We have shown that the placenta, via metabolism of maternal cortisol and cortisone by the 11beta-hydroxysteroid dehydrogenase (11beta-HSD) enzymes types 1 and 2 in the syncytiotrophoblast, regulates the maturation of the fetal pituitary adrenocortical axis in the baboon. Because the timing and regulation of fetal adrenal development by fetal ACTH in the human seem to parallel that in the baboon, we propose that the placental 11beta-HSD-1 and -2 system also has a role in regulating the development of the fetal pituitary adrenocortical axis during human pregnancy. However, although the human placenta has been shown to express the 11beta-HSD-2, it remains to be determined unequivocally whether 11beta-HSD-1 protein is present in the human placental syncytiotrophoblast.
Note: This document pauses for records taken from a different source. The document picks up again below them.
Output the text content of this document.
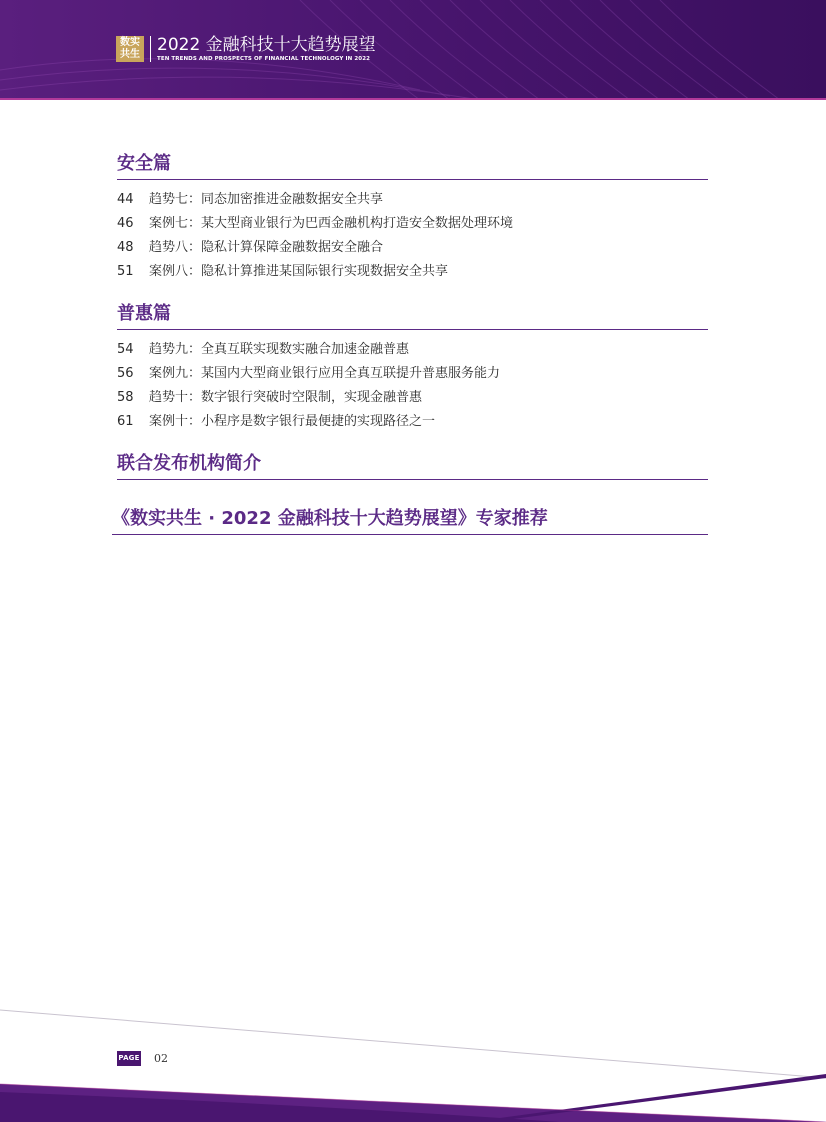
数实
共生 2022 金融科技十大趋势展望
TEN TRENDS AND PROSPECTS OF FINANCIAL TECHNOLOGY IN 2022
安全篇
44	趋势七：同态加密推进金融数据安全共享
46	案例七：某大型商业银行为巴西金融机构打造安全数据处理环境
48	趋势八：隐私计算保障金融数据安全融合
51	案例八：隐私计算推进某国际银行实现数据安全共享
普惠篇
54	趋势九：全真互联实现数实融合加速金融普惠
56	案例九：某国内大型商业银行应用全真互联提升普惠服务能力
58	趋势十：数字银行突破时空限制，实现金融普惠
61	案例十：小程序是数字银行最便捷的实现路径之一
联合发布机构简介
《数实共生 · 2022 金融科技十大趋势展望》专家推荐
PAGE 02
To answer this question, enriched fractions of syncytiotrophoblast were prepared from human and baboon term placentae and proteins probed with polyclonal antibodies directed to amino acids 22-36 or 66-77 of human 11beta-HSD-1. The 11beta-HSD-1 was detected by Western blot analysis as a 32-kDa protein in human and baboon syncytiotrophoblast and as a 34-kDa protein in adult baboon liver. Localization of the 11beta-HSD-1 to the syncytiotrophoblast was confirmed by immunocytochemistry following antigen retrieval. These results show that both human and baboon placental syncytiotrophoblast expressed the 11beta-HSD-1, as well as the 11beta-HSD-2, proteins. Because 11beta-HSD-1 can function as a reductase, the expression of 11beta-HSD-1 in human syncytiotrophoblast would be consistent with the ability of this tissue to convert cortisone to cortisol and provide a means by which transplacental transport of cortisol could regulate the fetal pituitary adrenocortical axis in the human, as recently shown experimentally in the non-human primate baboon model.